La Agencia Mundial Antidopaje decidió aplazar una polémica medida que podría impedir la asistencia de figuras gubernamentales a grandes eventos deportivos si sus países retienen sus contribuciones económicas, lo que evita, por ahora, un posible choque directo con el presidente de Estados Unidos, Donald Trump, en pleno año mundialista.
Durante una reunión de su comité ejecutivo, el organismo informó que la propuesta será analizada nuevamente en septiembre, una vez concluida la Copa Mundial de la FIFA 2026, torneo que será organizado de manera conjunta por Estados Unidos, México y Canadá.

La medida generó atención internacional debido a que Estados Unidos mantiene retenidos sus pagos a la AMA desde 2023, acumulando alrededor de 7.3 millones de dólares.
Esta decisión fue sostenida tanto en administraciones recientes, incluyendo la de Trump y la de Joe Biden, en protesta por la gestión del organismo, particularmente tras controversias relacionadas con casos de dopaje.
De aprobarse la norma más adelante este año, podría entrar en vigor antes de los Juegos Olímpicos de Los Ángeles 2028, lo que abriría un escenario inédito: funcionarios estadounidenses, incluido el propio presidente, podrían enfrentar restricciones para asistir a eventos deportivos internacionales organizados en su propio país.
Sin embargo, persisten dudas sobre la capacidad real de la AMA para hacer cumplir una medida de este tipo, especialmente frente a autoridades gubernamentales de alto nivel.
El director general del organismo, Olivier Niggli, advirtió que la retención de fondos representa un problema serio para el sistema antidopaje global. “La inestabilidad en la financiación tiene un efecto directo en el funcionamiento del programa mundial. En última instancia, los más afectados son los atletas”, señaló.
Aunque el debate ha tomado relevancia por el caso estadounidense, la AMA insistió en que la propuesta no está dirigida a un solo país, sino que responde a una preocupación global sobre el financiamiento del sistema antidopaje.

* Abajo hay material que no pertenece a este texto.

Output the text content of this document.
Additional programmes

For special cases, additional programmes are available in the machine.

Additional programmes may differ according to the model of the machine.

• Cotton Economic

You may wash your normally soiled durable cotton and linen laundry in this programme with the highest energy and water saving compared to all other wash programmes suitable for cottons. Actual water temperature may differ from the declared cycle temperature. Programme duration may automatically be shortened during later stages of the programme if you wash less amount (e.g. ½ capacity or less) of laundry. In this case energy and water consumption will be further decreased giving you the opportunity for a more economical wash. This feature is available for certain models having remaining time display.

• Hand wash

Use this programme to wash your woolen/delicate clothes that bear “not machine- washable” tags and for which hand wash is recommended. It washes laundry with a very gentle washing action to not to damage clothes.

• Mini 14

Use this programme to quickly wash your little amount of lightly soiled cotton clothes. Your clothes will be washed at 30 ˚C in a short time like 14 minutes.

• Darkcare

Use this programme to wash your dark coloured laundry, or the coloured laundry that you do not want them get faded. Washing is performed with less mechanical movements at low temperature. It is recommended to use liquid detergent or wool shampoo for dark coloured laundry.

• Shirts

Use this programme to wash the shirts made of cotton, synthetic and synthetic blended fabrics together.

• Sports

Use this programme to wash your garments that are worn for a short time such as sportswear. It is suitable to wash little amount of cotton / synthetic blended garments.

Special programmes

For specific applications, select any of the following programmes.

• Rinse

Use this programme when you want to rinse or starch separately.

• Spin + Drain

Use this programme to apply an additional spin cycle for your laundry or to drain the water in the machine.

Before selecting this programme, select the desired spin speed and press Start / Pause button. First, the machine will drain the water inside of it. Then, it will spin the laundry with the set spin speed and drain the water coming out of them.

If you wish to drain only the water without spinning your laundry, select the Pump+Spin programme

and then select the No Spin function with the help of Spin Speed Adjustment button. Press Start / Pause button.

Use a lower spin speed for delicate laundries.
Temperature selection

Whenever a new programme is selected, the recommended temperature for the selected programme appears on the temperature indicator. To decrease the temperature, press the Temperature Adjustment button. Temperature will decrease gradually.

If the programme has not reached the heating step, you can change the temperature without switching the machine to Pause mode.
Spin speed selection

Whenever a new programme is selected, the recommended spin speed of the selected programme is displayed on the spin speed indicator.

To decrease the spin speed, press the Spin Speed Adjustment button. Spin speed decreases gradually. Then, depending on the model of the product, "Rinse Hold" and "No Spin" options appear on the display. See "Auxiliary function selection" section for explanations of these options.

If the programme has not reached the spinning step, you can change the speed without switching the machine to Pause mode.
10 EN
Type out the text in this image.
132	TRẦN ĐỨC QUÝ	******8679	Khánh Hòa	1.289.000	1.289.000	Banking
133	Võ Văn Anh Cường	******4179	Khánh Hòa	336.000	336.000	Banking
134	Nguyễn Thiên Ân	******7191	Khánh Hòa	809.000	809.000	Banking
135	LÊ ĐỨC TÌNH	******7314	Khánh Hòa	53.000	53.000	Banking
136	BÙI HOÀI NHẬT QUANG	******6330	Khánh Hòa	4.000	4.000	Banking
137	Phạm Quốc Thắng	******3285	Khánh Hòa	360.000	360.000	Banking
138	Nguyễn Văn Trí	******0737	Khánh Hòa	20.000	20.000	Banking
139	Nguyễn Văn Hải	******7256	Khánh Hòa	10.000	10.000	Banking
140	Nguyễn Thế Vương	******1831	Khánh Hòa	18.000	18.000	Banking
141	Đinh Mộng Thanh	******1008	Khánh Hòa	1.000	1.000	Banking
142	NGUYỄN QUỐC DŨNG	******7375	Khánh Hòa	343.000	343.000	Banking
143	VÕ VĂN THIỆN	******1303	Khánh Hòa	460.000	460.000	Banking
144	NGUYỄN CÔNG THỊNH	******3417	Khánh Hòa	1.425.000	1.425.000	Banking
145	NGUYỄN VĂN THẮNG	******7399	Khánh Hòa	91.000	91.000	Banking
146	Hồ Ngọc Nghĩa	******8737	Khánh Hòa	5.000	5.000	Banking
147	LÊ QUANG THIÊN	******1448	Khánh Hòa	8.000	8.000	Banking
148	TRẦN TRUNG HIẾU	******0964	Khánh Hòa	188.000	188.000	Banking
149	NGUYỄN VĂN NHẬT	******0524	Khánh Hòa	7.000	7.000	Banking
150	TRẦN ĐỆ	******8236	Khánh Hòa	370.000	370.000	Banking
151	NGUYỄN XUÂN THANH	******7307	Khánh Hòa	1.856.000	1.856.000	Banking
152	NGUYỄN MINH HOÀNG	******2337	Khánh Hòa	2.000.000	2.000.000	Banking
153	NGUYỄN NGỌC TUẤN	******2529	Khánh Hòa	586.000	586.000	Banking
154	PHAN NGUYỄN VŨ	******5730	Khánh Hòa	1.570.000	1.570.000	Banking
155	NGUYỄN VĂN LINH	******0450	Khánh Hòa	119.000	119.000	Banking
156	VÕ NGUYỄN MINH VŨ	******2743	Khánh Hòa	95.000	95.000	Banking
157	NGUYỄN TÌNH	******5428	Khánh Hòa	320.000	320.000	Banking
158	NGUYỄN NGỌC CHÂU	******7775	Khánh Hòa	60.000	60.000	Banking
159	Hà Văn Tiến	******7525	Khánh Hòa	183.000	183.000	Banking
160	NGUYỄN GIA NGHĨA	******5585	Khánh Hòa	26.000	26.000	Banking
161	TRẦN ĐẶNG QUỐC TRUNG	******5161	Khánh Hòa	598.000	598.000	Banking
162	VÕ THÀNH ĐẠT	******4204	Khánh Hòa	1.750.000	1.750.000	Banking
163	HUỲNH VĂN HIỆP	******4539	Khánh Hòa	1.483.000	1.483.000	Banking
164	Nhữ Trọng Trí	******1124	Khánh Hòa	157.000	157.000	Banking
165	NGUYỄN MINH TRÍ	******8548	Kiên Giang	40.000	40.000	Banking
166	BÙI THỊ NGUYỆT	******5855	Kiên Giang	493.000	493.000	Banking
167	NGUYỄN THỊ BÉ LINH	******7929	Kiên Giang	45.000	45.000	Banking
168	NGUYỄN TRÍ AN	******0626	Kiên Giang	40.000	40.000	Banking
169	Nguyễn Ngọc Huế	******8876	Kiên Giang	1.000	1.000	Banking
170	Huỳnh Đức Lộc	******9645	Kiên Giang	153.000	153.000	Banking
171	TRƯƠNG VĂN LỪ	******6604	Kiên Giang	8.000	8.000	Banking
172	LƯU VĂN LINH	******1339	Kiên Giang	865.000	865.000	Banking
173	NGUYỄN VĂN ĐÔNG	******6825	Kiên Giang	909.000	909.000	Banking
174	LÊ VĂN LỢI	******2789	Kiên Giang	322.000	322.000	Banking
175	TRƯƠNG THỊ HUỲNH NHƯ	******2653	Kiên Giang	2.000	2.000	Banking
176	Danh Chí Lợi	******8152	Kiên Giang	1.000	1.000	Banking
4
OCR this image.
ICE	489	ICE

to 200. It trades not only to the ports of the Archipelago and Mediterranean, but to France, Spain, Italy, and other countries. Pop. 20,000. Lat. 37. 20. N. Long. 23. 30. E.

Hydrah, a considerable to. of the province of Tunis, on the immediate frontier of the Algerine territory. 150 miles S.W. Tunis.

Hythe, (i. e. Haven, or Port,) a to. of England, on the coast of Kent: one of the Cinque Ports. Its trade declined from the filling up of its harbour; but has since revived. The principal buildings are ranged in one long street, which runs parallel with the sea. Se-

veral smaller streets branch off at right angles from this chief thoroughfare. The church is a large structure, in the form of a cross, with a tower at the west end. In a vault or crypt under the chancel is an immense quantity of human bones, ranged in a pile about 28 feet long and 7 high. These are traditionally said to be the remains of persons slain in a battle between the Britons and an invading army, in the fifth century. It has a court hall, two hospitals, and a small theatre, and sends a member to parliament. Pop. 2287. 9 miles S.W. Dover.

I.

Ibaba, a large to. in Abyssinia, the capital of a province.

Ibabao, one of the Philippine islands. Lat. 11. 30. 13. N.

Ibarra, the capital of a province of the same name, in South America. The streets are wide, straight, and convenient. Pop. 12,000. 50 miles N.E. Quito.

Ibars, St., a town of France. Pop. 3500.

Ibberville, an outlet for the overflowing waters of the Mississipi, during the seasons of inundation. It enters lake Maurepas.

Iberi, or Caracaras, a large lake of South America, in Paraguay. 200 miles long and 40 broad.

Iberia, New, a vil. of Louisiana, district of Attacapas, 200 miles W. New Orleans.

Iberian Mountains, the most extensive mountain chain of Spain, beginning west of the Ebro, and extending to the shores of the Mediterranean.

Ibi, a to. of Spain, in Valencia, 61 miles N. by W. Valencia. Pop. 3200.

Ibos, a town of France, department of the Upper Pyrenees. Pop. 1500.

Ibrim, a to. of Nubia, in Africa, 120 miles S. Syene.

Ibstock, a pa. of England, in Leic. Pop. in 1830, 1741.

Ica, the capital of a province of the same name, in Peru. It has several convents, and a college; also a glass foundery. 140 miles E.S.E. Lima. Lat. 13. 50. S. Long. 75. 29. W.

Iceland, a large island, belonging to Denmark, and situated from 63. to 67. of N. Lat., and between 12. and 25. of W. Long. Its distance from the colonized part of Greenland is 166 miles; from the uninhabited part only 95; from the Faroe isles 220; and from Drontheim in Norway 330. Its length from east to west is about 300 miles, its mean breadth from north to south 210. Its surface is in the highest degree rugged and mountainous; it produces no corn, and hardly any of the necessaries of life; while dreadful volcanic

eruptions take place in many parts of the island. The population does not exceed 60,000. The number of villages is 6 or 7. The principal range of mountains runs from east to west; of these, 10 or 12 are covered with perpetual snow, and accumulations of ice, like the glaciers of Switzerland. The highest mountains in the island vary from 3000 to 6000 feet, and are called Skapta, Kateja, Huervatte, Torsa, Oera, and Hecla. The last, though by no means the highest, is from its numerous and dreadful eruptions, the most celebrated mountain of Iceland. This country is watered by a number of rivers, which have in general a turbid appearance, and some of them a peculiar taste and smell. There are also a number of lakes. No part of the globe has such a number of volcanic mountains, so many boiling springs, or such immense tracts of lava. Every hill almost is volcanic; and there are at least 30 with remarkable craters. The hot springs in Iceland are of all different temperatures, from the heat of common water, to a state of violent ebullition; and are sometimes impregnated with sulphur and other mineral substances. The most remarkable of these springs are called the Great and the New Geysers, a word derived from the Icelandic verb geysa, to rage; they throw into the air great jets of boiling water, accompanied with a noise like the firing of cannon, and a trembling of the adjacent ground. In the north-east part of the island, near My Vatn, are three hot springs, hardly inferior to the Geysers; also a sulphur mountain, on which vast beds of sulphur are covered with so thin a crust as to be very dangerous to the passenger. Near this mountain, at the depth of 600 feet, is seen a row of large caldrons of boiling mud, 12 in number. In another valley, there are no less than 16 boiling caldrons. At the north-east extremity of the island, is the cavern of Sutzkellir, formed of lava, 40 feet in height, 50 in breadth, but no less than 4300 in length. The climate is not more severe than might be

El tema, que comenzó a discutirse desde 2020, ha generado divisiones internas. Incluso representantes de Estados Unidos en el organismo, como Rahul Gupta, habían liderado previamente esfuerzos para frenar la iniciativa.

Por ahora, la decisión de aplazar cualquier resolución evita tensiones políticas en un momento clave para el deporte internacional.
No obstante, el debate sigue abierto y podría redefinir la relación entre gobiernos y organismos deportivos en el futuro cercano, justo en la antesala de eventos de gran magnitud como el Mundial de 2026 y los Juegos Olímpicos de 2028.